Durante el primer trimestre de 2026, el incremento de la inseguridad en Chetumal se mantiene como una de las principales preocupaciones ciudadanas de los chetumaleños, lo cual se refleja también en un aumento en la percepción de inseguridad de acuerdo con la Encuesta Nacional de Seguridad Pública Urbana (ENSU) del mes de abril a cargo del INEGI.
Los últimos hechos delictivos registrados en la capital quintanarroense mantienen la brecha persistente entre la incidencia delictiva y la sensación de seguridad entre los chetumaleños, ya que, entre diciembre de 2025 y marzo de 2026, la capital del estado registró una variación del 65.4 porciento a 66.4 por ciento en la percepción de inseguridad.
De igual forma los datos de la ENSU confirman que pese a las acciones implementadas en materia de seguridad, la percepción ciudadana no ha logrado revertirse de manera significativa ya que de marzo de 2025 a marzo de presente año, también se observó un incremento moderado, al pasarde 63.4 al 66.4 por ciento.
Por su parte Cancún continúa presentando indicadores más elevados en percepción de inseguridad en comparación con Chetumal, particularmente en el mismo periodo de análisis entre diciembre de 2025 y marzo de 2026, así como en la medición anual.
La dinámica turística, el crecimiento poblacional y la concentración de actividades económicas influyen en estos niveles, aunque ambos municipios comparten la tendencia de que una parte importante de la población considera inseguro vivir en su ciudad.

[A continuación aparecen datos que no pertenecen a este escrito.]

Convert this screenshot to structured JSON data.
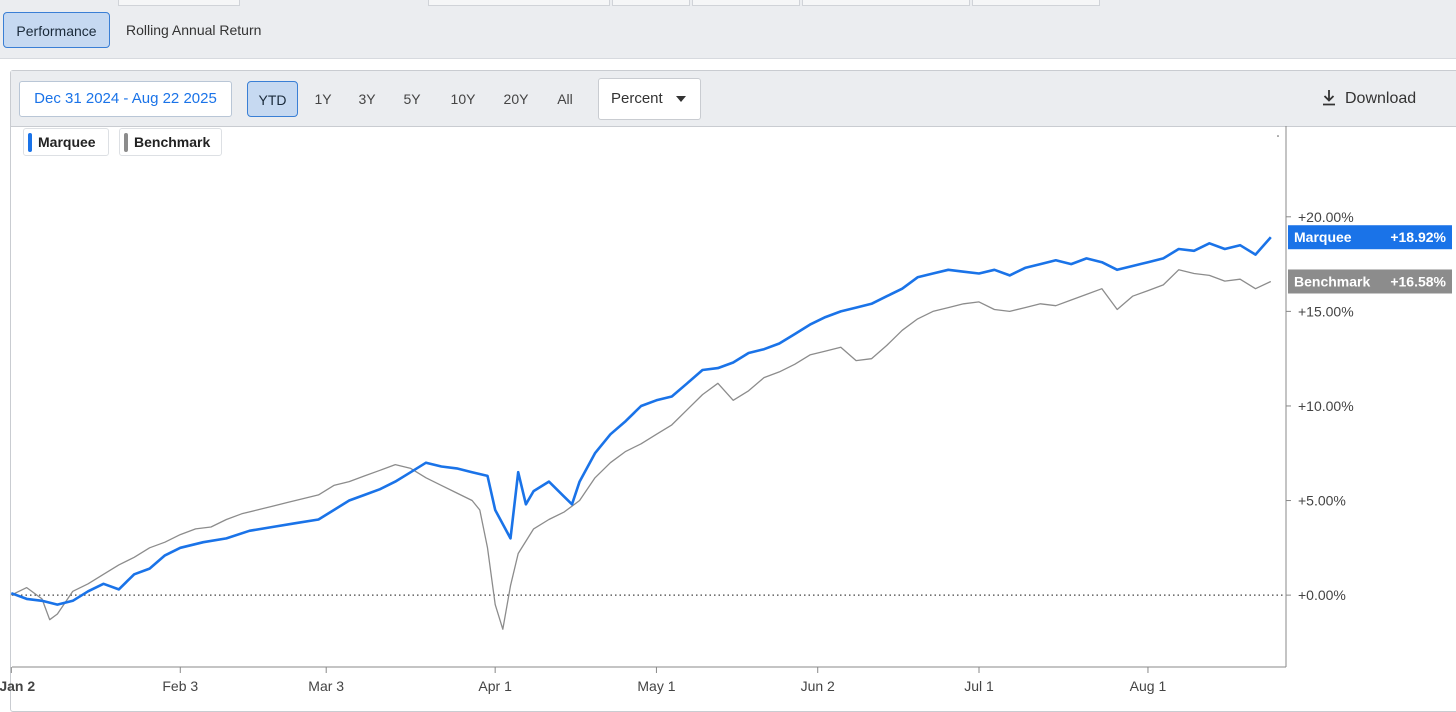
{
  "tabs": {
    "performance_label": "Performance",
    "rolling_label": "Rolling Annual Return"
  },
  "toolbar": {
    "date_range": "Dec 31 2024 - Aug 22 2025",
    "ranges": [
      "YTD",
      "1Y",
      "3Y",
      "5Y",
      "10Y",
      "20Y",
      "All"
    ],
    "active_range": "YTD",
    "mode_select": "Percent",
    "download_label": "Download"
  },
  "colors": {
    "marquee": "#1a73e8",
    "benchmark": "#8c8c8c",
    "active_bg": "#c6d9f1"
  },
  "chart_data": {
    "type": "line",
    "x_unit": "trading day index (Jan 2 2025 = 0)",
    "y_unit": "percent",
    "ylim": [
      -3.8,
      24.8
    ],
    "y_ticks": [
      {
        "v": 20,
        "label": "+20.00%"
      },
      {
        "v": 15,
        "label": "+15.00%"
      },
      {
        "v": 10,
        "label": "+10.00%"
      },
      {
        "v": 5,
        "label": "+5.00%"
      },
      {
        "v": 0,
        "label": "+0.00%"
      }
    ],
    "x_ticks": [
      {
        "d": -1,
        "label": "Jan 2"
      },
      {
        "d": 21,
        "label": "Feb 3"
      },
      {
        "d": 40,
        "label": "Mar 3"
      },
      {
        "d": 62,
        "label": "Apr 1"
      },
      {
        "d": 83,
        "label": "May 1"
      },
      {
        "d": 104,
        "label": "Jun 2"
      },
      {
        "d": 125,
        "label": "Jul 1"
      },
      {
        "d": 147,
        "label": "Aug 1"
      }
    ],
    "zero_line": true,
    "series": [
      {
        "name": "Marquee",
        "last_label": "+18.92%",
        "points": [
          [
            -1,
            0.1
          ],
          [
            1,
            -0.2
          ],
          [
            3,
            -0.3
          ],
          [
            5,
            -0.5
          ],
          [
            7,
            -0.3
          ],
          [
            9,
            0.2
          ],
          [
            11,
            0.6
          ],
          [
            13,
            0.3
          ],
          [
            15,
            1.1
          ],
          [
            17,
            1.4
          ],
          [
            19,
            2.1
          ],
          [
            21,
            2.5
          ],
          [
            24,
            2.8
          ],
          [
            27,
            3.0
          ],
          [
            30,
            3.4
          ],
          [
            33,
            3.6
          ],
          [
            36,
            3.8
          ],
          [
            39,
            4.0
          ],
          [
            41,
            4.5
          ],
          [
            43,
            5.0
          ],
          [
            45,
            5.3
          ],
          [
            47,
            5.6
          ],
          [
            49,
            6.0
          ],
          [
            51,
            6.5
          ],
          [
            53,
            7.0
          ],
          [
            55,
            6.8
          ],
          [
            57,
            6.7
          ],
          [
            59,
            6.5
          ],
          [
            61,
            6.3
          ],
          [
            62,
            4.5
          ],
          [
            64,
            3.0
          ],
          [
            65,
            6.5
          ],
          [
            66,
            4.8
          ],
          [
            67,
            5.5
          ],
          [
            69,
            6.0
          ],
          [
            71,
            5.2
          ],
          [
            72,
            4.8
          ],
          [
            73,
            6.0
          ],
          [
            75,
            7.5
          ],
          [
            77,
            8.5
          ],
          [
            79,
            9.2
          ],
          [
            81,
            10.0
          ],
          [
            83,
            10.3
          ],
          [
            85,
            10.5
          ],
          [
            87,
            11.2
          ],
          [
            89,
            11.9
          ],
          [
            91,
            12.0
          ],
          [
            93,
            12.3
          ],
          [
            95,
            12.8
          ],
          [
            97,
            13.0
          ],
          [
            99,
            13.3
          ],
          [
            101,
            13.8
          ],
          [
            103,
            14.3
          ],
          [
            105,
            14.7
          ],
          [
            107,
            15.0
          ],
          [
            109,
            15.2
          ],
          [
            111,
            15.4
          ],
          [
            113,
            15.8
          ],
          [
            115,
            16.2
          ],
          [
            117,
            16.8
          ],
          [
            119,
            17.0
          ],
          [
            121,
            17.2
          ],
          [
            123,
            17.1
          ],
          [
            125,
            17.0
          ],
          [
            127,
            17.2
          ],
          [
            129,
            16.9
          ],
          [
            131,
            17.3
          ],
          [
            133,
            17.5
          ],
          [
            135,
            17.7
          ],
          [
            137,
            17.5
          ],
          [
            139,
            17.8
          ],
          [
            141,
            17.6
          ],
          [
            143,
            17.2
          ],
          [
            145,
            17.4
          ],
          [
            147,
            17.6
          ],
          [
            149,
            17.8
          ],
          [
            151,
            18.3
          ],
          [
            153,
            18.2
          ],
          [
            155,
            18.6
          ],
          [
            157,
            18.3
          ],
          [
            159,
            18.5
          ],
          [
            161,
            18.0
          ],
          [
            163,
            18.92
          ]
        ]
      },
      {
        "name": "Benchmark",
        "last_label": "+16.58%",
        "points": [
          [
            -1,
            0.0
          ],
          [
            1,
            0.4
          ],
          [
            3,
            -0.2
          ],
          [
            4,
            -1.3
          ],
          [
            5,
            -1.0
          ],
          [
            7,
            0.2
          ],
          [
            9,
            0.6
          ],
          [
            11,
            1.1
          ],
          [
            13,
            1.6
          ],
          [
            15,
            2.0
          ],
          [
            17,
            2.5
          ],
          [
            19,
            2.8
          ],
          [
            21,
            3.2
          ],
          [
            23,
            3.5
          ],
          [
            25,
            3.6
          ],
          [
            27,
            4.0
          ],
          [
            29,
            4.3
          ],
          [
            31,
            4.5
          ],
          [
            33,
            4.7
          ],
          [
            35,
            4.9
          ],
          [
            37,
            5.1
          ],
          [
            39,
            5.3
          ],
          [
            41,
            5.8
          ],
          [
            43,
            6.0
          ],
          [
            45,
            6.3
          ],
          [
            47,
            6.6
          ],
          [
            49,
            6.9
          ],
          [
            51,
            6.7
          ],
          [
            53,
            6.2
          ],
          [
            55,
            5.8
          ],
          [
            57,
            5.4
          ],
          [
            59,
            5.0
          ],
          [
            60,
            4.5
          ],
          [
            61,
            2.5
          ],
          [
            62,
            -0.5
          ],
          [
            63,
            -1.8
          ],
          [
            64,
            0.5
          ],
          [
            65,
            2.2
          ],
          [
            67,
            3.5
          ],
          [
            69,
            4.0
          ],
          [
            71,
            4.4
          ],
          [
            73,
            5.0
          ],
          [
            75,
            6.2
          ],
          [
            77,
            7.0
          ],
          [
            79,
            7.6
          ],
          [
            81,
            8.0
          ],
          [
            83,
            8.5
          ],
          [
            85,
            9.0
          ],
          [
            87,
            9.8
          ],
          [
            89,
            10.6
          ],
          [
            91,
            11.2
          ],
          [
            93,
            10.3
          ],
          [
            95,
            10.8
          ],
          [
            97,
            11.5
          ],
          [
            99,
            11.8
          ],
          [
            101,
            12.2
          ],
          [
            103,
            12.7
          ],
          [
            105,
            12.9
          ],
          [
            107,
            13.1
          ],
          [
            109,
            12.4
          ],
          [
            111,
            12.5
          ],
          [
            113,
            13.2
          ],
          [
            115,
            14.0
          ],
          [
            117,
            14.6
          ],
          [
            119,
            15.0
          ],
          [
            121,
            15.2
          ],
          [
            123,
            15.4
          ],
          [
            125,
            15.5
          ],
          [
            127,
            15.1
          ],
          [
            129,
            15.0
          ],
          [
            131,
            15.2
          ],
          [
            133,
            15.4
          ],
          [
            135,
            15.3
          ],
          [
            137,
            15.6
          ],
          [
            139,
            15.9
          ],
          [
            141,
            16.2
          ],
          [
            143,
            15.1
          ],
          [
            145,
            15.8
          ],
          [
            147,
            16.1
          ],
          [
            149,
            16.4
          ],
          [
            151,
            17.2
          ],
          [
            153,
            17.0
          ],
          [
            155,
            16.9
          ],
          [
            157,
            16.6
          ],
          [
            159,
            16.7
          ],
          [
            161,
            16.2
          ],
          [
            163,
            16.58
          ]
        ]
      }
    ]
  }
}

En cuanto a los espacios donde los ciudadanos se sienten más vulnerables, las estadísticas coinciden en señalar los cajeros automáticos en la vía pública, el transporte público, las calles que habitualmente transitan y las carreteras como los puntos de mayor percepción de riesgo. A estos se suman bancos, mercados y parques, donde la población manifiesta preocupación por posibles hechos delictivos.
Los datos reflejan no solo la necesidad de fortalecer las estrategias de seguridad, sino también de mejorar la comunicación institucional para reducir la brecha entre los resultados operativos y la percepción ciudadana, especialmente en zonas urbanas como Chetumal, donde la seguridad sigue siendo un tema prioritario en la agenda pública.